O zaman da yine gözler Recep Tayyip Erdoğan ve Devlet Bahçeli'ye dönecektir. Acaba bu iki lider yeni durumu nasıl yorumlayacak, nasıl bir tepki verecektir.

Olası tepkilerden biri, yeniden Anayasa değişikliğine kalkışmak, bu kez dolaylı yoldan değil de laiklik ilkesinin nasıl yorumlanması gerektiğini doğrudan Anayasa'ya yazmak bir hareket tarzı olarak belirlenebilir. Bu bizi bugün bulunduğumuzdan da daha derin bir laiklik tartışmasının içine çeker.
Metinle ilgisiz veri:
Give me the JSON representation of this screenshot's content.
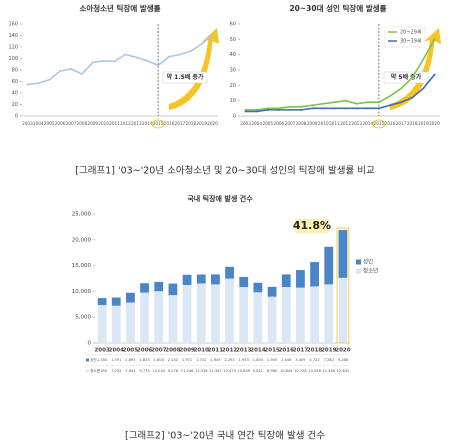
{
  "captions": [
    "[그래프1] '03~'20년 소아청소년 및 20~30대 성인의 틱장애 발생률 비교",
    "[그래프2] '03~'20년 국내 연간 틱장애 발생 건수"
  ],
  "chart_data": [
    {
      "type": "line",
      "title": "소아청소년 틱장애 발생률",
      "annotation": "약 1.5배 증가",
      "categories": [
        "2003",
        "2004",
        "2005",
        "2006",
        "2007",
        "2008",
        "2009",
        "2010",
        "2011",
        "2012",
        "2013",
        "2014",
        "2015",
        "2016",
        "2017",
        "2018",
        "2019",
        "2020"
      ],
      "values": [
        55,
        57,
        63,
        78,
        82,
        73,
        93,
        96,
        95,
        107,
        102,
        96,
        88,
        103,
        107,
        113,
        125,
        141
      ],
      "color": "#a9c9e6",
      "ylim": [
        0,
        160
      ],
      "yticks": [
        0,
        20,
        40,
        60,
        80,
        100,
        120,
        140,
        160
      ],
      "grid": false
    },
    {
      "type": "line",
      "title": "20~30대 성인 틱장애 발생률",
      "annotation": "약 5배 증가",
      "categories": [
        "2003",
        "2004",
        "2005",
        "2006",
        "2007",
        "2008",
        "2009",
        "2010",
        "2011",
        "2012",
        "2013",
        "2014",
        "2015",
        "2016",
        "2017",
        "2018",
        "2019",
        "2020"
      ],
      "series": [
        {
          "name": "20~29세",
          "color": "#7cc24a",
          "values": [
            4,
            4,
            5,
            5,
            6,
            6,
            7,
            8,
            9,
            10,
            8,
            9,
            9,
            13,
            18,
            25,
            37,
            50
          ]
        },
        {
          "name": "30~39세",
          "color": "#3b6fb6",
          "values": [
            3,
            3,
            4,
            4,
            4,
            4,
            5,
            5,
            5,
            5,
            5,
            5,
            5,
            7,
            9,
            12,
            18,
            27
          ]
        }
      ],
      "ylim": [
        0,
        60
      ],
      "yticks": [
        0,
        10,
        20,
        30,
        40,
        50,
        60
      ],
      "grid": false,
      "legend": "top-left"
    },
    {
      "type": "stacked-bar",
      "title": "국내 틱장애 발생 건수",
      "annotation": "41.8%",
      "categories": [
        "2003",
        "2004",
        "2005",
        "2006",
        "2007",
        "2008",
        "2009",
        "2010",
        "2011",
        "2012",
        "2013",
        "2014",
        "2015",
        "2016",
        "2017",
        "2018",
        "2019",
        "2020"
      ],
      "series": [
        {
          "name": "청소년",
          "color": "#dbe7f5",
          "values": [
            7350,
            7232,
            7842,
            9773,
            10044,
            9276,
            11246,
            11536,
            11352,
            12479,
            10849,
            9821,
            8980,
            10844,
            10728,
            10958,
            11364,
            12631
          ],
          "value_labels": [
            "7,350",
            "7,232",
            "7,842",
            "9,773",
            "10,044",
            "9,276",
            "11,246",
            "11,536",
            "11,352",
            "12,479",
            "10,849",
            "9,821",
            "8,980",
            "10,844",
            "10,728",
            "10,958",
            "11,364",
            "12,631"
          ]
        },
        {
          "name": "성인",
          "color": "#4a86c5",
          "values": [
            1350,
            1591,
            1897,
            1813,
            1804,
            2242,
            1971,
            1741,
            1945,
            2291,
            1953,
            1854,
            1905,
            2446,
            3409,
            4722,
            7282,
            9268
          ],
          "value_labels": [
            "1,350",
            "1,591",
            "1,897",
            "1,813",
            "1,804",
            "2,242",
            "1,971",
            "1,741",
            "1,945",
            "2,291",
            "1,953",
            "1,854",
            "1,905",
            "2,446",
            "3,409",
            "4,722",
            "7,282",
            "9,268"
          ]
        }
      ],
      "ylim": [
        0,
        25000
      ],
      "yticks": [
        0,
        {
          "value": 5000,
          "label": "5,000"
        },
        {
          "value": 10000,
          "label": "10,000"
        },
        {
          "value": 15000,
          "label": "15,000"
        },
        {
          "value": 20000,
          "label": "20,000"
        },
        {
          "value": 25000,
          "label": "25,000"
        }
      ],
      "grid": false,
      "legend": "right"
    }
  ]
}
Bir başka olası hareket tarzı, Anayasa ya da yasalara hiç dokunmadan, konuyu yeni yapılacak 'sivil' anayasa ile çözme girişimi olabilir. Bu durumda AKP-MHP ittifakı derinleşir, neredeyse bir koalisyona dönüşür, yeni anayasa da bu iki partinin anayasası olur.

Toplumda gerginlik ve bölünmüşlük hali derinleşir, ülkedeki kavga türbanı, hatta laikliği de aşıp başka bir şeyin kavgası haline gelebilir.
***
Çok mu karanlık senaryolar çiziyorum? Korkarım öyle.
Oysa bunların hiçbirine ihtiyaç olmayabilirdi. Çünkü başörtüsü dahil sorunlarımızın çözümünün anahtarı, Türkiye'ye özgürlükler rejimini getirme çabasında gizli.

Bu çaba, içlerinden en azından birinin özgürlüklerle uzak yakın ilgisi olmadığını bildiğimiz iki partinin uzlaşması yerine daha geniş bir sosyal ittifakla yürütülseydi, başarılı olma şansı çok daha yüksek olurdu.

Özgürlükler rejiminin bir bütün olduğu akla getirilebilmiş olsaydı, kısıtlanmış konulardan sadece bir tanesi diğerlerinden ayrılıp tek başına bir kavga konusu haline getirilmezdi.

Türban çözülse de çözülmese de özgürlüklere hasret bir ülke olmaya devam edecek ve keşke türban sorununun çözümü de bu topyekûn özgürlük hedefinin içinde aransaydı...
Çok mu geç? Hayır değil.
Hâlâ bu noktadan dönmek mümkün bence.